“Now, I won’t help you with your essay,” she said as she went out of the door again.

Weenie, the essay on her mind, wished she had let well alone.

“You help, will you, Clif?” she said.

“Not I,” said Clif, “I told you, you were a little sneak.”

Weenie’s young, brown face flamed with sudden passion.

“It’s always the way,” she said, “you’re always against me, all of you—if it had been Dolly or Phyl—mother’s the same, and doctor—t-t-think I don’t n-n-notice, don’t you?”

She flung away out of the room and went rushing blindly down the orchard before the boys, startled at the suddenness of her outbreak, could speak.

“What a little spit-fire!” Clif said; then settled comfortably down to his pipe again.

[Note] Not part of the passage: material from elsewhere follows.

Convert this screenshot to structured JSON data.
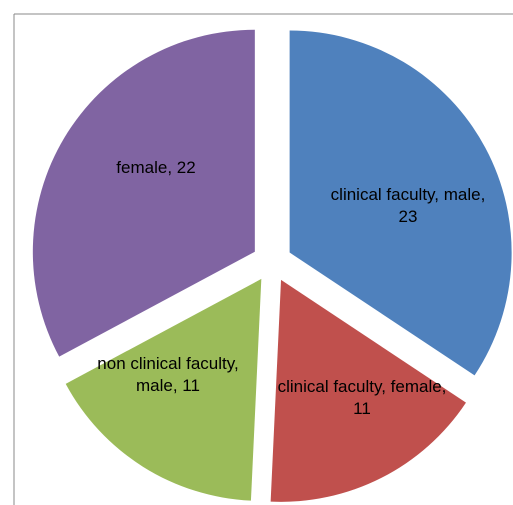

He was very fond of these three little step-sisters of his, but he never even attempted to understand the vagaries of such queer little beings. To “girls’ ways” he and the other boys always used to put everything down that they could not understand, and this sudden flaring of Weenie’s was, he supposed, one of the “ways.”

But Weenie, unknown to every one, with her [273] ]fourteenth birthday, and the lengthened frocks her long legs demanded, had gotten to herself a brand-new trouble that she hugged daily to keep warm. She had taken it into her head that she was unappreciated by her family, misunderstood, uncared for.